Dear John,
Despite his feverish dedication to dysfunctional immigration policy, Rishi Sunak just can’t seem to win on Rwanda. Met with resistance from “lefty lawyers”, human rights organisations, the European Court of Human Rights, the Supreme Court, and a majority of the British public, Sunak’s still desperately pushing for something that he can point to at the upcoming election.
His most recent gambit came in the Rwanda (asylum and immigration) bill, the second clause of which unilaterally declares that “every decision-maker must conclusively treat the Republic of Rwanda as a safe country”. No matter what the evidence before our eyes tells us, it states that law-makers and judges must all go along with the delusion.
According to the UN’s special rapporteur for judicial independence, declaring Rwanda safe “constitute[s] an interference with the independence of the judiciary and a violation of international law”. Last night, a good chunk of the House of Lords defeated Clause 2 in Parliament, with one crossbench peer declaring that:
“We are invited to adopt a fiction, to wrap it in the cloak of parliamentary sovereignty and to grant it permanent immunity from challenge. To tell an untruth and call it truth. Why would we go along with that?”
Rishi Sunak, the unelected leader of a deeply unpopular party that has all but lost touch with reality, would likely struggle to answer that question. Immigration is just one of many areas where government priorities are on another planet from the real aspirations of the public. They’re still living in Boris Johnson’s fantasy world, so dedicated to the narrative they tell themselves that they’ve abandoned all sense.

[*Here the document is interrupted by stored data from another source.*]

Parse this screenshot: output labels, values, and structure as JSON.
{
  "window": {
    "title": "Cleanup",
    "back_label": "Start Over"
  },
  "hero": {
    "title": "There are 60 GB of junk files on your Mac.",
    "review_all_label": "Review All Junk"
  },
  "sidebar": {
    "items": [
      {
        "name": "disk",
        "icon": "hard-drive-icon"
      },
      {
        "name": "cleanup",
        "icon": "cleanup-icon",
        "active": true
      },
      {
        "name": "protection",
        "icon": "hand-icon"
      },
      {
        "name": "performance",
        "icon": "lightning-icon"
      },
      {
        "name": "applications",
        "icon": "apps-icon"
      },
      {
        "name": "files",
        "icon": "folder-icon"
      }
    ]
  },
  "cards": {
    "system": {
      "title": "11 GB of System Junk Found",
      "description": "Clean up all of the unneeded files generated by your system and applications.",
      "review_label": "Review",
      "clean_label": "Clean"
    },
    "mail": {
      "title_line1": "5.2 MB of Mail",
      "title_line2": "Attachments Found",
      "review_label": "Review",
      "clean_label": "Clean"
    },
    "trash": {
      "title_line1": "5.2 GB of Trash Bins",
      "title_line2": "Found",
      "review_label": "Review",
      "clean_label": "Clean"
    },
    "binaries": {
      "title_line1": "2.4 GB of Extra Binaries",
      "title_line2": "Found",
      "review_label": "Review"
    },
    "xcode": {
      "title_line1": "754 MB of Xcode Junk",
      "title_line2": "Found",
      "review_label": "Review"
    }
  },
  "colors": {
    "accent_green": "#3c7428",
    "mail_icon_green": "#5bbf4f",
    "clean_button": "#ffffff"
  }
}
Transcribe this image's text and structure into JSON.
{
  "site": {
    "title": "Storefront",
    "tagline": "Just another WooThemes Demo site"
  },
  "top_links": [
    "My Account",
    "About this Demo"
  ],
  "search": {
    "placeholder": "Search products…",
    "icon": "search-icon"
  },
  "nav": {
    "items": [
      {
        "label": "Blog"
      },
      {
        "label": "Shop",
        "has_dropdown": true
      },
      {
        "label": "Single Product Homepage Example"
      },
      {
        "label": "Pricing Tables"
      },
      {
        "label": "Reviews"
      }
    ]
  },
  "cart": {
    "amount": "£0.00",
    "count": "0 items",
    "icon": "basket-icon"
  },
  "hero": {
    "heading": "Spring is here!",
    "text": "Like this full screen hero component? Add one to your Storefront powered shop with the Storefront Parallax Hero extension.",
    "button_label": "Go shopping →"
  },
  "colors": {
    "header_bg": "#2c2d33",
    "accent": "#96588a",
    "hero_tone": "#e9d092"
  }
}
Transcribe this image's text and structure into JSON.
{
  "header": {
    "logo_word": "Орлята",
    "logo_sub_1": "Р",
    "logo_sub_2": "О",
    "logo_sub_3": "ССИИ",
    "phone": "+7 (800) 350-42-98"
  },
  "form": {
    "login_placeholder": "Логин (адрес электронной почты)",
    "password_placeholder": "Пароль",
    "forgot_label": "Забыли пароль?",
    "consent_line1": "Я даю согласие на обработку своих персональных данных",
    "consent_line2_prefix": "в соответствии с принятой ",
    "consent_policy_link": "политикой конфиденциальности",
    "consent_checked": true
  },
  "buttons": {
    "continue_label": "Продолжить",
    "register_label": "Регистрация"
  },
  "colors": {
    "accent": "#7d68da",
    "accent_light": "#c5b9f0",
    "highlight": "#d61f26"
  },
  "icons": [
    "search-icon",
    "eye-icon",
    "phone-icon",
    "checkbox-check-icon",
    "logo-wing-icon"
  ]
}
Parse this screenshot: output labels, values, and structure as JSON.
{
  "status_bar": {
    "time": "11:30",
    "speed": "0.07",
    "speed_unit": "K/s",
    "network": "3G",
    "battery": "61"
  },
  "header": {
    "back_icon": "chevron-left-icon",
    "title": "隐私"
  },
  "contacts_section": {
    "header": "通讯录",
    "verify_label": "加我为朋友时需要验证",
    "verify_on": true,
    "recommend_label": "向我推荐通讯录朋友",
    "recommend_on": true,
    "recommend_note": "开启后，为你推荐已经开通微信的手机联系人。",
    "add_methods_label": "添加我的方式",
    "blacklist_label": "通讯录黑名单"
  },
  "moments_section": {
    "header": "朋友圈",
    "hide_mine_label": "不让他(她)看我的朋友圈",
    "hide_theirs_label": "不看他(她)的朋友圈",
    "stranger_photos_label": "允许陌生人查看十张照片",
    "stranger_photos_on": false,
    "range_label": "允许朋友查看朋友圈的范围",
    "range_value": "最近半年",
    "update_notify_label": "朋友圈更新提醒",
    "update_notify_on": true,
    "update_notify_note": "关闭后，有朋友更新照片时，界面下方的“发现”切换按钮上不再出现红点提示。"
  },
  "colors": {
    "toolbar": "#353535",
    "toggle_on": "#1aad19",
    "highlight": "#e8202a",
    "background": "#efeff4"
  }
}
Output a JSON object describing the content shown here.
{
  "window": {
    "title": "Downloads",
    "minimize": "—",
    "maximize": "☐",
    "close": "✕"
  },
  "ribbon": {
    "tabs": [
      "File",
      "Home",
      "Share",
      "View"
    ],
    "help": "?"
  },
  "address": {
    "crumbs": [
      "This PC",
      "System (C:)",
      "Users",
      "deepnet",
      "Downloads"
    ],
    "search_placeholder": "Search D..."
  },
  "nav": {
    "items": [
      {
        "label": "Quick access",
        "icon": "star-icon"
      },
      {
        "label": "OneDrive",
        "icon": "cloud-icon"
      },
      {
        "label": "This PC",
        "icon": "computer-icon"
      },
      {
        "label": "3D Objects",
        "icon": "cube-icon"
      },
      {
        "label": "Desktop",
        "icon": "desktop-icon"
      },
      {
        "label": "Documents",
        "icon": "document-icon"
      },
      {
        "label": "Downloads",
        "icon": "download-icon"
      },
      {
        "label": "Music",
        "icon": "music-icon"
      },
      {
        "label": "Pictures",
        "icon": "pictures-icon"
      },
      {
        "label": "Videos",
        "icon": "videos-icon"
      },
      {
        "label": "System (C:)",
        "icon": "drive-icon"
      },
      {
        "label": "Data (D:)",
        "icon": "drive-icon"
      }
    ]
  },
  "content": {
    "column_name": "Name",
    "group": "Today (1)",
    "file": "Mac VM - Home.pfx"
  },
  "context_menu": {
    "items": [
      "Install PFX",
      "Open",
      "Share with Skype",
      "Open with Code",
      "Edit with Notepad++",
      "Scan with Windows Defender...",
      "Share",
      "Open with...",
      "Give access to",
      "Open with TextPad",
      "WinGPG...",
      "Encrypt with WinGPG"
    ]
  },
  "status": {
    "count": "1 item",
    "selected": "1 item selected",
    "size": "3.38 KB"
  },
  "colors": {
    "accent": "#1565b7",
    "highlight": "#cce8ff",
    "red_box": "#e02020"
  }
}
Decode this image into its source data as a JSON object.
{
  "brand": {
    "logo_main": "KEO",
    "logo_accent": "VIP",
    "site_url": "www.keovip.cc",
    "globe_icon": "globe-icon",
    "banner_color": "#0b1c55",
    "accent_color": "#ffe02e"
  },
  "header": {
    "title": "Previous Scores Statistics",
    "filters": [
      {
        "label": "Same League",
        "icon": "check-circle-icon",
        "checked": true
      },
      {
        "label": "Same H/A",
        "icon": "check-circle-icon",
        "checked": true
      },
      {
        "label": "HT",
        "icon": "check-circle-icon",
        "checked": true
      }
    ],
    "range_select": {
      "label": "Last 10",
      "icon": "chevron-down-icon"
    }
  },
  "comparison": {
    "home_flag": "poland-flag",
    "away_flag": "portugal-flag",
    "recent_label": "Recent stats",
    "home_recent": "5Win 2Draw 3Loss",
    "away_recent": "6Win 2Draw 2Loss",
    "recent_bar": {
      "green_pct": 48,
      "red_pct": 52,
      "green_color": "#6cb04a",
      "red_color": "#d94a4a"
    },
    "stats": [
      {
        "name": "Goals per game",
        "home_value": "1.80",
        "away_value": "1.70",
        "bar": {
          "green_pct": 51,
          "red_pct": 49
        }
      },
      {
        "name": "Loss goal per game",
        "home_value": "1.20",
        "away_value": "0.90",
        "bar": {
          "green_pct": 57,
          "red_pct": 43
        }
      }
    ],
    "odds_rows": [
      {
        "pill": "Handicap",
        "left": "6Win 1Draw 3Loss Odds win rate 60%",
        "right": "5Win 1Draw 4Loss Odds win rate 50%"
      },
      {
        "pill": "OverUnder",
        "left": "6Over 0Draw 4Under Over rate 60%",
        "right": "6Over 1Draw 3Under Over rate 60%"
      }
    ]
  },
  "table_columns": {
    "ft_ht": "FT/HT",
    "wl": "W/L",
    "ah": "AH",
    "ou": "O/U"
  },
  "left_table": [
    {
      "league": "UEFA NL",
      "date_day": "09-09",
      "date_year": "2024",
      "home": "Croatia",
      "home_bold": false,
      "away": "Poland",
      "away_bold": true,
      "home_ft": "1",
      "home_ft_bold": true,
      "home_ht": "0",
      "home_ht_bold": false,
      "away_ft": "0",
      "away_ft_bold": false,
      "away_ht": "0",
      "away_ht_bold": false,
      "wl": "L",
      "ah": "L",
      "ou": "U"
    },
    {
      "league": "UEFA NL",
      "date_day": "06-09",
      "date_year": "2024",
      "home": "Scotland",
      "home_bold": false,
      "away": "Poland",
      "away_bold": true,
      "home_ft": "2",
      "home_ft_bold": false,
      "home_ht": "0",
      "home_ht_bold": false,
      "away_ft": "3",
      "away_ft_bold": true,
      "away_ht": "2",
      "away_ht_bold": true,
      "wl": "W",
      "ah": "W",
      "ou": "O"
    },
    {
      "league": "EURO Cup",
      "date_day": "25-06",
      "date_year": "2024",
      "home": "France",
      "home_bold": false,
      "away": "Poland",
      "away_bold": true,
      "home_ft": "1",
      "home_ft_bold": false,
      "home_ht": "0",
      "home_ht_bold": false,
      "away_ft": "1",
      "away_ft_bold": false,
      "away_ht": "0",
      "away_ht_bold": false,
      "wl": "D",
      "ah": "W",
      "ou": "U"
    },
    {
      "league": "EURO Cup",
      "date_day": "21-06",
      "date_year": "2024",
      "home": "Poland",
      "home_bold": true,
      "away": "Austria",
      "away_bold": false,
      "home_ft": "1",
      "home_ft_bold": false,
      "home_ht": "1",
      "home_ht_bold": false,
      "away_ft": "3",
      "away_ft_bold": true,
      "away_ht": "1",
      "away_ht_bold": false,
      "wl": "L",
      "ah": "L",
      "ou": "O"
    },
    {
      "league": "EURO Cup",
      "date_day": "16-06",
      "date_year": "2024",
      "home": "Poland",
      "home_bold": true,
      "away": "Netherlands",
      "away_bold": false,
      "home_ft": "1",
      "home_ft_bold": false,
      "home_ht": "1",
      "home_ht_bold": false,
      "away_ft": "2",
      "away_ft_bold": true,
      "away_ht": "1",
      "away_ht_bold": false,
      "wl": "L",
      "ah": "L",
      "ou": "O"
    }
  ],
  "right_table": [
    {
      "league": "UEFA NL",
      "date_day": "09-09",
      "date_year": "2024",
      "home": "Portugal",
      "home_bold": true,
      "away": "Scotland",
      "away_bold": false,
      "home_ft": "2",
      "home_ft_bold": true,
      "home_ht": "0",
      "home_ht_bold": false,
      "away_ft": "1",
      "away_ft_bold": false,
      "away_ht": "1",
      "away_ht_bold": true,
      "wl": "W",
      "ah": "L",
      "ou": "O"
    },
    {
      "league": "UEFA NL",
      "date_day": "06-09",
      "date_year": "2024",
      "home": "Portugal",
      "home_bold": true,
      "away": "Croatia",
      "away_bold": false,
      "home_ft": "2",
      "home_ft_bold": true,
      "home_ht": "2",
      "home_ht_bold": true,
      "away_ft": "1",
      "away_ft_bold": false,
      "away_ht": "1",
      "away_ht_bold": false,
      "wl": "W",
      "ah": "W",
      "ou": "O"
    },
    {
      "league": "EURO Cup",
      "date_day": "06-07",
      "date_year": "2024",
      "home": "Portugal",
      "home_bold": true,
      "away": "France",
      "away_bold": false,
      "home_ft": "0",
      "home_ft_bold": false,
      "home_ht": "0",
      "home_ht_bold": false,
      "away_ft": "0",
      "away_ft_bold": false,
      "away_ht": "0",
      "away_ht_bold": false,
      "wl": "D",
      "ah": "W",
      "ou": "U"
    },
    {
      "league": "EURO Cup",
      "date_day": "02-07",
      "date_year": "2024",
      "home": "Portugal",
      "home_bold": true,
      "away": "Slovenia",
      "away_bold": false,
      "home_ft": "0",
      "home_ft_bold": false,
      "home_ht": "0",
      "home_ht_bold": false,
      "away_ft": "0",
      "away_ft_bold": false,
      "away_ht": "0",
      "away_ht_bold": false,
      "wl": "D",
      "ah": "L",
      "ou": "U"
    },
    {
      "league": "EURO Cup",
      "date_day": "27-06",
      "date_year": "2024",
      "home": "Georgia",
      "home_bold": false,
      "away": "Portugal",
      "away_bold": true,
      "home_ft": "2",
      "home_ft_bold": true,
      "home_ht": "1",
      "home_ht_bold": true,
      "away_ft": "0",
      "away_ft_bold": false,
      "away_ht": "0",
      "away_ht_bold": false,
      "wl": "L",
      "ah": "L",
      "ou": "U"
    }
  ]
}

Immigration is a complex and divisive topic, the kind of issue that only functional, developed democracies can seriously contend with. Advanced democracies are able to have a rational debate, to weigh the benefits of both control and compassion, to find consensus at the right spot in the middle. If the Rwanda plan – and all of the gaslighting, delusion, and absurdity that’s come with it – is proof of anything, it’s that we’re not there yet.
But we can be. It’s not too late to fix national discourse by giving our democracy the major upgrade it so desperately needs. It’s long overdue, and we’re not going to rest until we get it.